Home / Day: November 12, 2010
In June 2009 the board of ACORN International following a meeting in Santiago, Dominican Republic, and representing all of the federated countries of the organization called for a global effort to engage financial institutions and money transfer companies in order to win fair pricing for transfers of funds from migrant workers and immigrant families in North America to their families in their home countries in Latin America, India, Africa, and Asia. In actions in the summer of 2009 members in Tijuana, Buenos Aires, Delhi, Mumbai, Lima, and Toronto all took action on various banking institutions to present these demands.

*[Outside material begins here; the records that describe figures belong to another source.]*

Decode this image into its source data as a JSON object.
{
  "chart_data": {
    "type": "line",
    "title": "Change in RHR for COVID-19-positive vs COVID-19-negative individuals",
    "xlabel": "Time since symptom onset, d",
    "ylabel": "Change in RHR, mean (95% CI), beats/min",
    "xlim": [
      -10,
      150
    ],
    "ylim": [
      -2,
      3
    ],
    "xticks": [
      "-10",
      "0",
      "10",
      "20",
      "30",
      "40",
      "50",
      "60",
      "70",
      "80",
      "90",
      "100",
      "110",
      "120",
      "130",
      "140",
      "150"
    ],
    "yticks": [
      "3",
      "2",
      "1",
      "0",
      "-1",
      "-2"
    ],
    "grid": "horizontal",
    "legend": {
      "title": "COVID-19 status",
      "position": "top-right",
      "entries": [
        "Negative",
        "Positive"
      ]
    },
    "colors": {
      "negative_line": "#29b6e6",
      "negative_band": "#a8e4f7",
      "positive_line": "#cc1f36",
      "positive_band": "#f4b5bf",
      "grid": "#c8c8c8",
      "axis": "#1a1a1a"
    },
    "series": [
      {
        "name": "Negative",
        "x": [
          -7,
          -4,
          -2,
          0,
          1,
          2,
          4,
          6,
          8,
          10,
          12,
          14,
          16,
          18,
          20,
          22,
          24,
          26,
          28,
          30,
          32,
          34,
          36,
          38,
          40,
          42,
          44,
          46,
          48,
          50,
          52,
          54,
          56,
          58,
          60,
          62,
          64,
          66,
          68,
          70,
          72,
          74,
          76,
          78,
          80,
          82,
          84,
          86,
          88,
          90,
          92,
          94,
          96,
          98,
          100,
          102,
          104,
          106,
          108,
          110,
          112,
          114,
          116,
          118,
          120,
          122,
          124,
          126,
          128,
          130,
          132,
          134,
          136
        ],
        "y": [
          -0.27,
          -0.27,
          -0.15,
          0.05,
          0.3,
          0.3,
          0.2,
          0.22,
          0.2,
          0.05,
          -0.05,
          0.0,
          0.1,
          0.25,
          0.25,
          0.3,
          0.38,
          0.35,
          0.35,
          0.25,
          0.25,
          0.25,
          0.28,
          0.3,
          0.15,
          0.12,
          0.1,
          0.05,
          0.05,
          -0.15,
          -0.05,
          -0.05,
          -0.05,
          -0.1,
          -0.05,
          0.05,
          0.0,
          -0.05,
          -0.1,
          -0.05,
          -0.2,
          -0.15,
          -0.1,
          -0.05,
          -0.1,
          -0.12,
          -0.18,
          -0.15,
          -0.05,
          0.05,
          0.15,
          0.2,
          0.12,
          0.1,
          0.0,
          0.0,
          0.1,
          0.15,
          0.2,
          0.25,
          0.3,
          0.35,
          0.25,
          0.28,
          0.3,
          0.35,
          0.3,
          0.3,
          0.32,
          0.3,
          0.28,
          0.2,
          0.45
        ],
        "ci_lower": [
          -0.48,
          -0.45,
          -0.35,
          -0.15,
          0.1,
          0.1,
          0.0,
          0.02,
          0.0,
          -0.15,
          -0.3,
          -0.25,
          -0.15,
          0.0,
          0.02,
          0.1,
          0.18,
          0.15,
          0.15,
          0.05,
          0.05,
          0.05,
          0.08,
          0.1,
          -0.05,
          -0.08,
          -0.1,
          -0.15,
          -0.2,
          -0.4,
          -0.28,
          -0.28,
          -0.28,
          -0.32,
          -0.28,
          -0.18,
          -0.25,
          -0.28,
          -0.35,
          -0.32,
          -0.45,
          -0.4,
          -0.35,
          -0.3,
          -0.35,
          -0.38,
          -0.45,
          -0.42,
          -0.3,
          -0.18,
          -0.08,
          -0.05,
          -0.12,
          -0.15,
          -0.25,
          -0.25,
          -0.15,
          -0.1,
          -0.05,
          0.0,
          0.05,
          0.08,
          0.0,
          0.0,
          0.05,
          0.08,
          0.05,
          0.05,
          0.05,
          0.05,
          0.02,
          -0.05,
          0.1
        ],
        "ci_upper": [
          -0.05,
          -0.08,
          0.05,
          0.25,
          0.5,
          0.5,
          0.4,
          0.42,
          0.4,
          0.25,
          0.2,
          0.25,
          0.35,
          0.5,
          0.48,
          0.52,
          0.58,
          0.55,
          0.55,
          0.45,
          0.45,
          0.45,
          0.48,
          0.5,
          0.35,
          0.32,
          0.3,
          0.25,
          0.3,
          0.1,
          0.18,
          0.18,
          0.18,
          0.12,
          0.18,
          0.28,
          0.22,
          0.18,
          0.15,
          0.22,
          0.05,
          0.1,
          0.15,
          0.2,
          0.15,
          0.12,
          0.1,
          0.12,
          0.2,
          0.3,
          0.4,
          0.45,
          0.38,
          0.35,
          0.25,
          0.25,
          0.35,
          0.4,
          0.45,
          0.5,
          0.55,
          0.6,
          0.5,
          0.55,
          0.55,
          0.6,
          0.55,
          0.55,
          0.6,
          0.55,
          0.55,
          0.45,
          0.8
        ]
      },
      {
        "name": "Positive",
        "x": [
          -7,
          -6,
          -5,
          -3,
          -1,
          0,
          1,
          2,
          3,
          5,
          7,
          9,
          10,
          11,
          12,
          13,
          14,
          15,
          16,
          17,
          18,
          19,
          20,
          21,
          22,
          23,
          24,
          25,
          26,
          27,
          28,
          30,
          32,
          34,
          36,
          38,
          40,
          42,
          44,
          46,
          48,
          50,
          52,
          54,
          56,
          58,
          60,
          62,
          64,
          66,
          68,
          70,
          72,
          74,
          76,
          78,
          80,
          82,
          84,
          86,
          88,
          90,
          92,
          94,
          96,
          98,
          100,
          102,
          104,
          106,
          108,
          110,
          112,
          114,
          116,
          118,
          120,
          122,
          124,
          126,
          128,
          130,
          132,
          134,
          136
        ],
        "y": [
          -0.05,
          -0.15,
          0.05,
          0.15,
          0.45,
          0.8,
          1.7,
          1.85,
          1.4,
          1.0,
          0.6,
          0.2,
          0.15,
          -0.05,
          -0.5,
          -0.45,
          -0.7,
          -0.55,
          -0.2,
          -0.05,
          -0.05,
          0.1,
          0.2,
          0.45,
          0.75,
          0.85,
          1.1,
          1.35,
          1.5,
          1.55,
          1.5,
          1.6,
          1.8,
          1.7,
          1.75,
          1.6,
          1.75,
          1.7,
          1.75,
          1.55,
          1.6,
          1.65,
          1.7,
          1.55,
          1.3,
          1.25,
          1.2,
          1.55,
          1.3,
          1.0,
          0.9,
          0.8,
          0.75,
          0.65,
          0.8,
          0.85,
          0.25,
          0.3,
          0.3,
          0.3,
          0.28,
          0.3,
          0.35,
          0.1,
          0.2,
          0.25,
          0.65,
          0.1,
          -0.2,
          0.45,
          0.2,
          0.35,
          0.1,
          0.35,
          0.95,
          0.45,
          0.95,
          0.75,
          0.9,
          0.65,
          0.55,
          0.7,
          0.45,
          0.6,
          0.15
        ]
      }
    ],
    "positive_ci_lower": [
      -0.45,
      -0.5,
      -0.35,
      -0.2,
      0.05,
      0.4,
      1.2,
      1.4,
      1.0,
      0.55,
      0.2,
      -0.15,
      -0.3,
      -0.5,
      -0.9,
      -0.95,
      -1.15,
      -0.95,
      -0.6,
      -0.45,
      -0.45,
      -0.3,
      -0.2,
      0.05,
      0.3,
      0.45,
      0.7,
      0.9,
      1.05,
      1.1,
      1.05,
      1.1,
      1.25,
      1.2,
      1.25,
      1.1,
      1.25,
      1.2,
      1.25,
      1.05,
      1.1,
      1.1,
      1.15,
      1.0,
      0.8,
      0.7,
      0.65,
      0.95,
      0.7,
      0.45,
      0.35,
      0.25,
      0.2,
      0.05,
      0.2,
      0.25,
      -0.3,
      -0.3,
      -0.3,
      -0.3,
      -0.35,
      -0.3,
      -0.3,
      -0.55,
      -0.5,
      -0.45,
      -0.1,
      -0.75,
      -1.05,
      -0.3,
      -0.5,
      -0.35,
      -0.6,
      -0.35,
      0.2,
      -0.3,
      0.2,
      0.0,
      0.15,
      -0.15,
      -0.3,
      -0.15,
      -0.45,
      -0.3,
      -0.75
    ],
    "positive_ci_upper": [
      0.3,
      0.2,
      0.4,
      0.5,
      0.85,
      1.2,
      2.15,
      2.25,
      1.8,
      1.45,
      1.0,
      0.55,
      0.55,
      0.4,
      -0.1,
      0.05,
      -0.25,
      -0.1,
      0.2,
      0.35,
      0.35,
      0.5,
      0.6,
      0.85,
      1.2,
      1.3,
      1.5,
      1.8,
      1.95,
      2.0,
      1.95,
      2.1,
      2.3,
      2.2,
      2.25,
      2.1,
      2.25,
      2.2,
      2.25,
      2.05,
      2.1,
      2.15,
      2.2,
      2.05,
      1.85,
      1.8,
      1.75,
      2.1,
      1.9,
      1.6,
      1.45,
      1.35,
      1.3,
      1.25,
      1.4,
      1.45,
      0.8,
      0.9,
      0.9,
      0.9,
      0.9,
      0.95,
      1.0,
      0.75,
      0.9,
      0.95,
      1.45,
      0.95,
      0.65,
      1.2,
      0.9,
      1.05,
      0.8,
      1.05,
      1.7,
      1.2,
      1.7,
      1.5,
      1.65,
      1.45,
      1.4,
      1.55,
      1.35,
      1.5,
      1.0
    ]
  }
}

To date the only positive response, though not completely satisfactory, was from Scotiabank in reaction to the efforts of ACORN Canada as part of this campaign. They agreed to lower the remittance charges and clarify other policies in line with ACORN International’s recommended “best practices.” Most of the other institutions ignored the demands and continued, and in some cases accelerated, their predatory practices. The federated board meeting in Lima, Peru in the spring of 2010 renewed their commitment to redouble the organizations efforts to bring the fight for remittance justice more aggressively in all of our countries.
To this end over the last six months of 2010 a team of researchers from Toronto, Baltimore, Vancouver, and Little Rock as well, as from all of the federated countries within ACORN International, has been assembled composed of activists, student interns, and retired academics and organizers. In a global release in early December ACORN International share the results of its “comparison shopping” both from sending countries in Canada and the United States as well as receiving countries where ACORN International is organizing. The results will speak loudly for themselves, but show a stark pattern of predatory pricing on both ends of the exchange that has been tragically ignored by regulators of financial practices on either the domestic side or internationally, leaving migrant and immigrant families little choice but to pay the piper even when it means seeing such vital resources skimmed of 20 to 30% off the top before being available to desperate families.
ACORN International is embarking on a full-scale campaign demanding that remittance based costs be reduced to reasonable levels reflecting the real investments in technology and security. Currently, many institutions are ripping off immigrant and migrant families simply because they can get away with it. We are demanding that a stop be put to such practices and reforms be implemented immediately.
This a an estimated $300 Billion market, but too much of the money is being diverted from productive uses to pad the balance sheets of rich institutions rather than being allowed to build citizen wealth and income security with families and even national economies dependent on these resources. As more details of ACORN International’s Remittance Justice Campaign are made public, we will be demanding direct meetings with these institutions in order to demand change and reforms.